Editorial: Is a ‘grand bargain’ possible here?

As Vermont Democrats regain their footing in the upcoming session and promise to pass legislation addressing a livable minimum wage and affordable family leave policies, they could benefit from studying what the Massachusetts Legislature passed in 2018. 
In a measure dubbed the “grand bargain,” the legislature there passed a $15 minimum wage bill that would be phased in over five years, similar to what was proposed in Vermont, but there were also concessions made to the business community. A one-day permanent tax holiday was created, and the bill would eliminate time-and-a-half pay for hourly workers on Sundays and holidays. Moreover, it did not raise the sub-minimum wage for tipped workers as much as many advocates had been asking. 
In other words, the liberal, heavily Democratic legislature to our south compromised with the business community to come up with a plan both signs could feel reasonably good about and gain the signature of Republican Gov. Charlie Baker.
As for family leave, the Massachusetts legislature passed a bill that asked both employers and employees to pay into the program, funded by a 0.63 percent payroll tax. Workers, who would pay approximately $4.25 per week into the program, would receive up to 12 weeks of family leave, 20 weeks of medical leave and up to 26 weeks total in a year. Workers would be paid 80 percent of their salary up to a certain limit (around $670 per week), then 50 percent after that, to a maximum of $850 a week. The leave program, however, would not go into effect until 2021 to allow the business community to prepare for the extra costs, and businesses with fewer than 25 employees would not have to pay into the fund.

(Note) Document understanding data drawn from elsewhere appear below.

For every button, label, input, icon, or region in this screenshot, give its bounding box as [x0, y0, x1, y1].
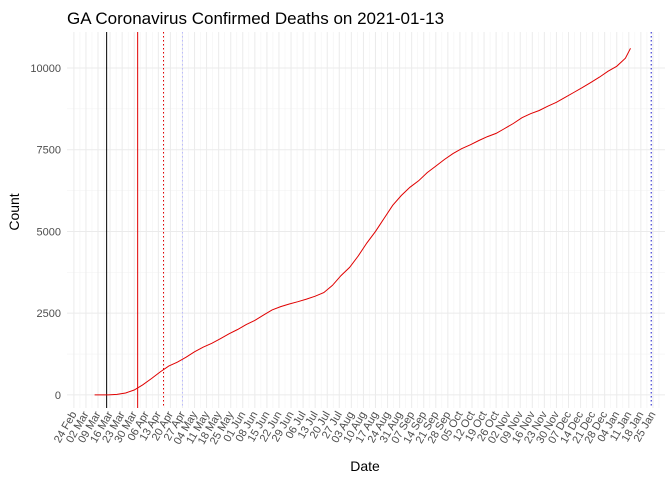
y-tick-label: 2500	[37, 308, 61, 320]
y-tick-label: 7500	[37, 145, 61, 157]
y-tick-label: 10000	[30, 63, 61, 75]
deaths-series-line	[94, 48, 631, 396]
chart-title: GA Coronavirus Confirmed Deaths on 2021-…	[67, 9, 444, 28]
reference-lines	[106, 32, 652, 408]
x-axis-title: Date	[350, 458, 380, 474]
y-tick-label: 5000	[37, 226, 61, 238]
major-gridlines	[67, 32, 665, 408]
y-tick-label: 0	[55, 390, 61, 402]
y-axis-tick-labels: 0 2500 5000 7500 10000	[30, 63, 61, 402]
y-axis-title: Count	[6, 193, 22, 230]
minor-gridlines	[67, 32, 665, 408]
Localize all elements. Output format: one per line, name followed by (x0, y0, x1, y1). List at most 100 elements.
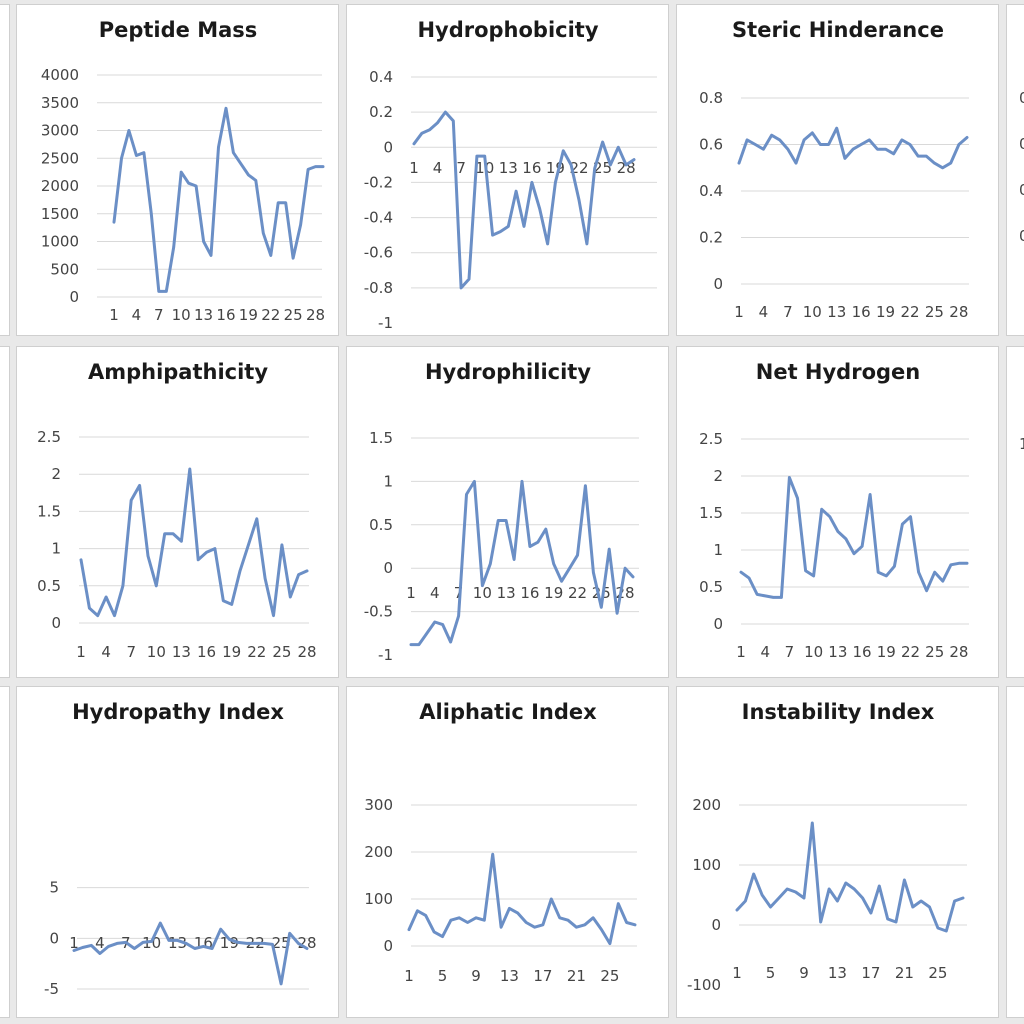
data-point (837, 530, 839, 533)
data-point (538, 208, 541, 210)
y-tick-label: 0 (711, 916, 721, 934)
data-point (844, 157, 846, 160)
data-point (803, 897, 805, 899)
x-tick-label: 10 (142, 934, 161, 952)
y-tick-label: 0 (51, 614, 61, 632)
x-tick-label: 10 (804, 643, 823, 661)
hydropathy-index-title: Hydropathy Index (72, 700, 284, 724)
x-tick-label: 7 (154, 306, 164, 324)
data-point (869, 493, 871, 496)
data-point (552, 563, 555, 565)
data-point (194, 947, 196, 950)
data-point (142, 941, 144, 944)
hydrophilicity-title: Hydrophilicity (425, 360, 591, 384)
data-point (632, 576, 634, 578)
data-point (942, 580, 944, 582)
x-tick-label: 19 (220, 934, 239, 952)
x-tick-label: 4 (101, 643, 111, 661)
partial-panel-right-top: 0 0 0 0 (1006, 4, 1024, 336)
data-point (217, 146, 220, 148)
partial-tick: 0 (1019, 89, 1024, 107)
x-tick-label: 28 (306, 306, 325, 324)
data-point (505, 519, 507, 522)
data-point (884, 148, 887, 150)
data-point (617, 146, 620, 149)
data-point (625, 164, 627, 166)
data-point (468, 278, 470, 280)
data-point (433, 931, 435, 933)
data-point (568, 567, 571, 569)
data-point (788, 476, 791, 479)
x-tick-label: 19 (877, 643, 896, 661)
chart-panel-peptide-mass: Peptide Mass 4000 3500 3000 2500 2000 1500 1000… (16, 4, 339, 336)
hydrophobicity-title: Hydrophobicity (417, 18, 598, 42)
data-point (537, 541, 539, 543)
data-point (787, 148, 789, 150)
data-point (214, 547, 216, 550)
y-tick-label: 0.8 (699, 89, 723, 107)
data-point (966, 562, 968, 565)
x-tick-label: 10 (473, 584, 492, 602)
data-point (609, 942, 611, 945)
x-tick-label: 28 (617, 159, 636, 177)
data-point (262, 232, 265, 234)
partial-panel-right-bottom (1006, 686, 1024, 1018)
data-point (876, 148, 879, 150)
data-point (901, 523, 904, 525)
y-tick-label: 4000 (41, 66, 79, 84)
y-tick-label: 1.5 (699, 504, 723, 522)
data-point (232, 151, 235, 154)
peptide-mass-title: Peptide Mass (99, 18, 258, 42)
data-point (920, 900, 922, 902)
x-tick-label: 25 (600, 967, 619, 985)
data-point (465, 493, 468, 496)
chart-panel-amphipathicity: Amphipathicity 2.5 2 1.5 1 0.5 0 1 4 7 10 13 16 19 22 2… (16, 346, 339, 678)
data-point (202, 240, 205, 243)
x-tick-label: 22 (568, 584, 587, 602)
data-point (600, 606, 603, 609)
x-tick-label: 4 (95, 934, 105, 952)
data-point (562, 150, 565, 152)
y-tick-label: 2.5 (699, 430, 723, 448)
data-point (426, 632, 428, 635)
data-point (128, 129, 130, 132)
data-point (172, 246, 175, 248)
data-point (481, 584, 484, 587)
data-point (861, 545, 863, 548)
data-point (155, 585, 158, 587)
data-point (533, 926, 536, 928)
y-tick-label: -1 (378, 646, 393, 664)
data-point (885, 575, 888, 577)
data-point (912, 906, 914, 908)
x-tick-label: 22 (900, 303, 919, 321)
data-point (554, 181, 557, 184)
x-tick-label: 19 (239, 306, 258, 324)
data-point (762, 148, 765, 150)
x-tick-label: 25 (593, 159, 612, 177)
data-point (634, 924, 636, 926)
data-point (483, 155, 486, 157)
x-tick-label: 13 (497, 584, 516, 602)
data-point (245, 942, 248, 945)
x-tick-label: 10 (147, 643, 166, 661)
x-tick-label: 1 (404, 967, 414, 985)
y-tick-label: 3500 (41, 94, 79, 112)
data-point (239, 570, 241, 572)
x-tick-label: 16 (522, 159, 541, 177)
x-tick-label: 28 (949, 643, 968, 661)
instability-index-title: Instability Index (742, 700, 935, 724)
data-point (158, 290, 160, 293)
data-point (180, 540, 183, 542)
data-point (270, 254, 272, 257)
data-point (949, 162, 952, 164)
data-point (550, 898, 553, 900)
data-point (256, 518, 258, 520)
data-point (172, 532, 174, 535)
partial-tick: 0 (1019, 181, 1024, 199)
x-tick-label: 1 (69, 934, 79, 952)
y-tick-label: -5 (44, 980, 59, 998)
data-point (870, 912, 872, 914)
chart-panel-steric-hinderance: Steric Hinderance 0.8 0.6 0.4 0.2 0 1 4 7 10 13 16 1… (676, 4, 999, 336)
data-point (458, 917, 460, 919)
data-point (764, 595, 766, 597)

The noteworthy point here is that the measures were heralded as a “grand bargain” precisely because it worked to include benefits for workers andthe business community. For many, it was as close to a win-win scenario as a split government usually gets. 
Perhaps if Vermont Democrats approached these business-worker issues in that same win-win spirit, the business community would feel a semblance of a “business friendly” environment that has long been talked about in Vermont —which just might yield an uptick in good paying jobs. And that, after all, is in itself a progressive outcome.